> How do a parasite control it's host's brain?

How do a parasite control it's host's brain?

Posted at: 2014-11-15 
This is a very cool (if disturbing) field of research. There's a lot of recent stuff coming out that shows this sort of thing is far more common than we used to think. In many cases, the various 'controllers' will use hormones to trigger behaviors in the host, but there are other ways to cause the host to do what you want. The Emerald Cockroach Wasp, for instance, isn't a parasite, and it achieves its goal by a very specific injection of certain chemicals into very small regions of the cockroaches body and brain that turn the roach into a 'zombie'. http://en.wikipedia.org/wiki/Emerald_coc...

Other direct controllers are more what you're thinking of, with ants, spiders and other arthropods generally serving as unwitting hosts for certain organisms:

http://www.ted.com/talks/ed_yong_suicida...

http://io9.com/5918948/fungal-infection-...

http://phenomena.nationalgeographic.com/...

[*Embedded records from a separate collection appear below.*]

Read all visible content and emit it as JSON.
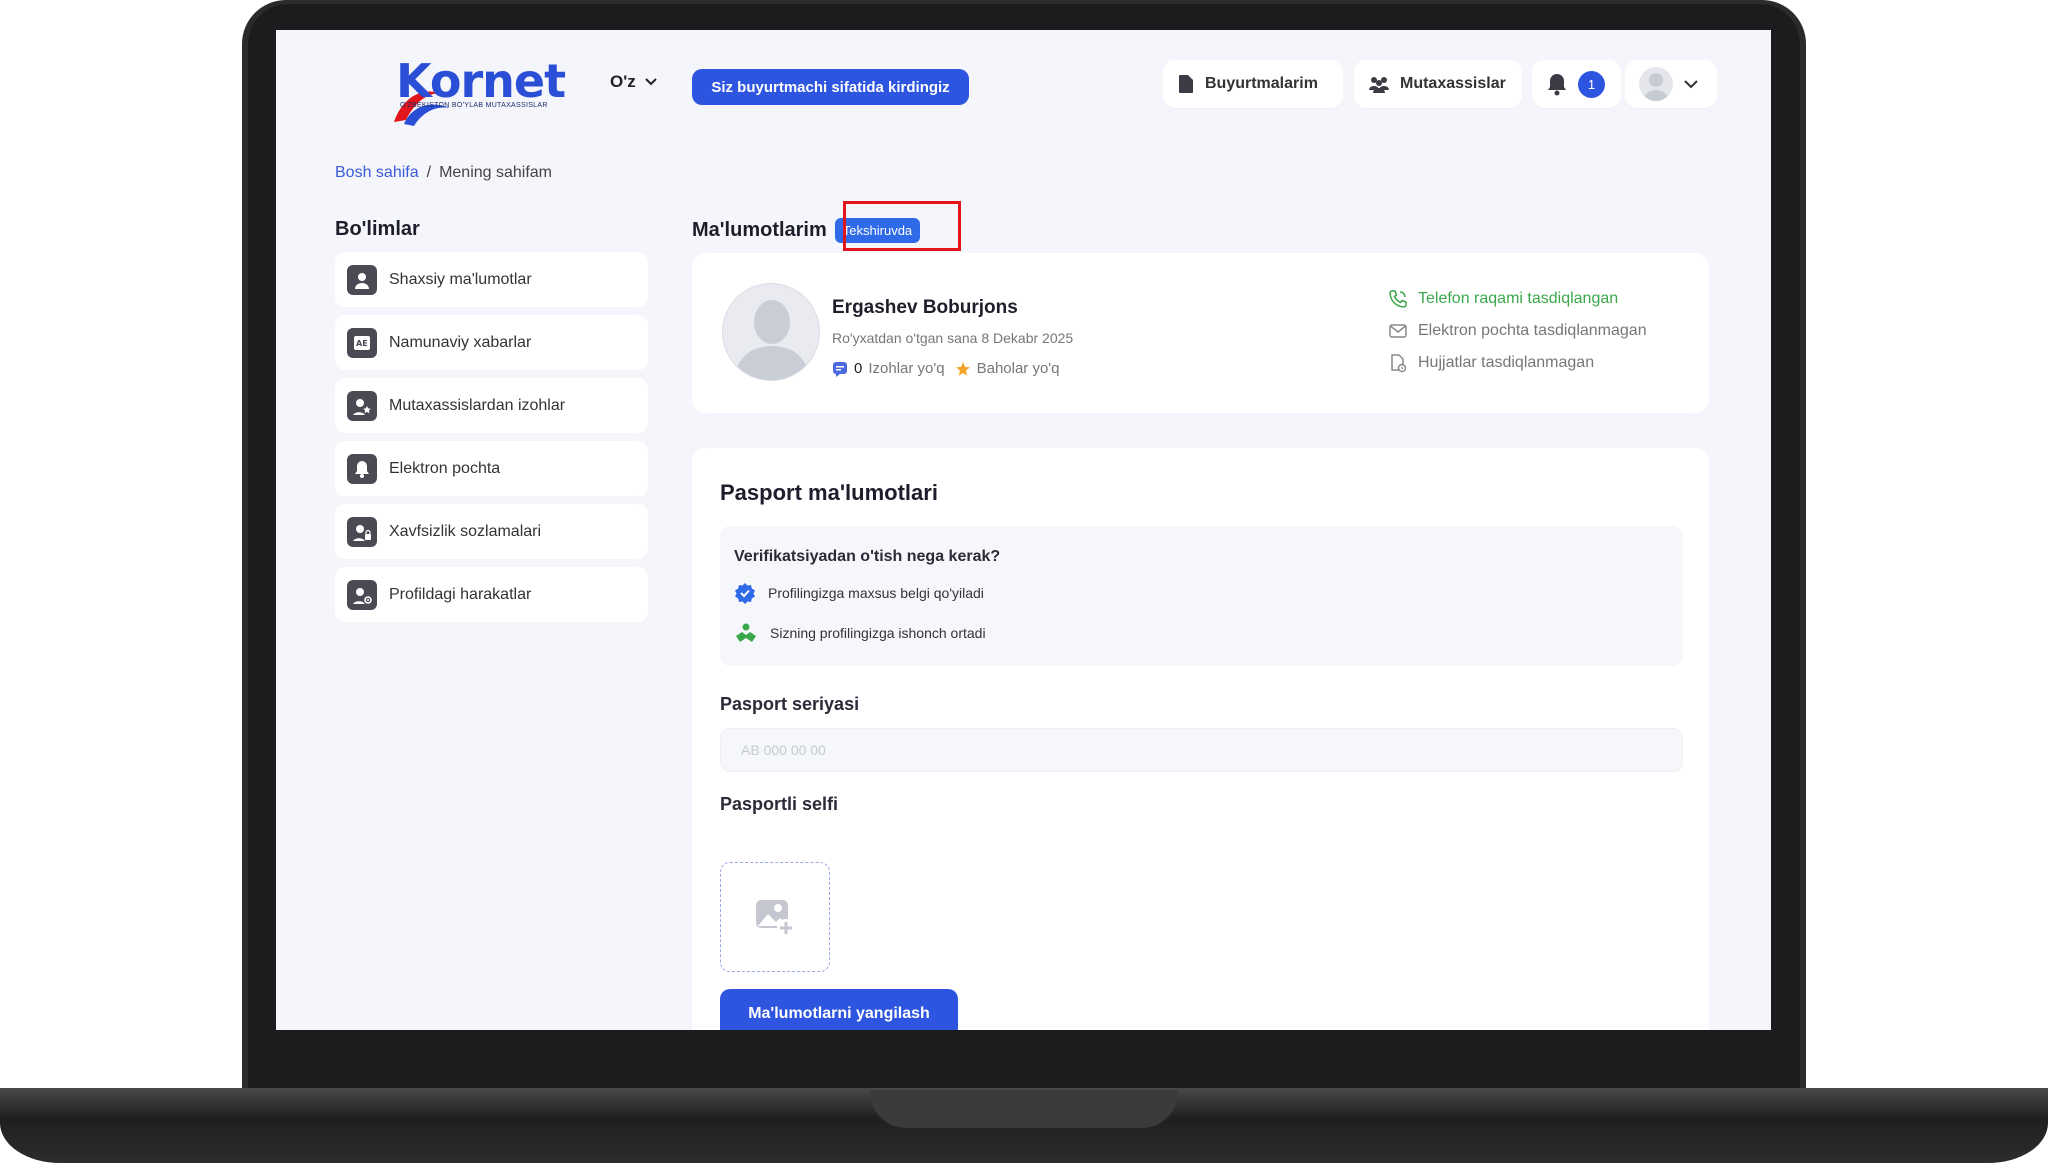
{
  "header": {
    "logo_text": "Kornet",
    "logo_subtitle": "O'ZBEKISTON BO'YLAB MUTAXASSISLAR",
    "language": "O'z",
    "role_notice": "Siz buyurtmachi sifatida kirdingiz",
    "orders_label": "Buyurtmalarim",
    "experts_label": "Mutaxassislar",
    "notification_count": "1",
    "icons": [
      "file-icon",
      "people-icon",
      "bell-icon",
      "avatar",
      "chevron-down-icon"
    ]
  },
  "breadcrumb": {
    "home": "Bosh sahifa",
    "separator": "/",
    "current": "Mening sahifam"
  },
  "sidebar": {
    "title": "Bo'limlar",
    "items": [
      {
        "label": "Shaxsiy ma'lumotlar",
        "icon": "person-icon"
      },
      {
        "label": "Namunaviy xabarlar",
        "icon": "message-template-icon"
      },
      {
        "label": "Mutaxassislardan izohlar",
        "icon": "person-star-icon"
      },
      {
        "label": "Elektron pochta",
        "icon": "bell-icon"
      },
      {
        "label": "Xavfsizlik sozlamalari",
        "icon": "person-lock-icon"
      },
      {
        "label": "Profildagi harakatlar",
        "icon": "person-gear-icon"
      }
    ]
  },
  "main": {
    "title": "Ma'lumotlarim",
    "status": "Tekshiruvda",
    "profile": {
      "name": "Ergashev Boburjons",
      "registered": "Ro'yxatdan o'tgan sana 8 Dekabr 2025",
      "reviews_count": "0",
      "reviews_label": "Izohlar yo'q",
      "ratings_label": "Baholar yo'q",
      "verifications": [
        {
          "label": "Telefon raqami tasdiqlangan",
          "status": "ok",
          "icon": "phone-icon"
        },
        {
          "label": "Elektron pochta tasdiqlanmagan",
          "status": "pending",
          "icon": "mail-icon"
        },
        {
          "label": "Hujjatlar tasdiqlanmagan",
          "status": "pending",
          "icon": "document-icon"
        }
      ]
    },
    "passport": {
      "title": "Pasport ma'lumotlari",
      "why_title": "Verifikatsiyadan o'tish nega kerak?",
      "why_items": [
        {
          "label": "Profilingizga maxsus belgi qo'yiladi",
          "icon": "verified-badge-icon"
        },
        {
          "label": "Sizning profilingizga ishonch ortadi",
          "icon": "handshake-icon"
        }
      ],
      "series_label": "Pasport seriyasi",
      "series_value": "",
      "series_placeholder": "AB 000 00 00",
      "selfie_label": "Pasportli selfi",
      "submit_label": "Ma'lumotlarni yangilash"
    }
  },
  "colors": {
    "primary": "#2d55e0",
    "status": "#2f6be8",
    "highlight": "#e2141c",
    "success": "#3aa84a",
    "background": "#f5f6fb"
  }
}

With more and more information turning up about how our internal and external microbial community affects us, it wouldn't surprise me to learn that a lot of our behaviors may be modified by certain bacteria or even viruses.

mind controlling parasite is a fact, mostly happens to insects by parasitic worms, parasitic wasps, or even parasitic fungus. but how do they do it? i mean, the host has a brain and probably brain cells, but how do they know how to control and tinker with it?

and if a human has developed a parasite within his brain, can he become a madman, or even brain-controlled like a zombie?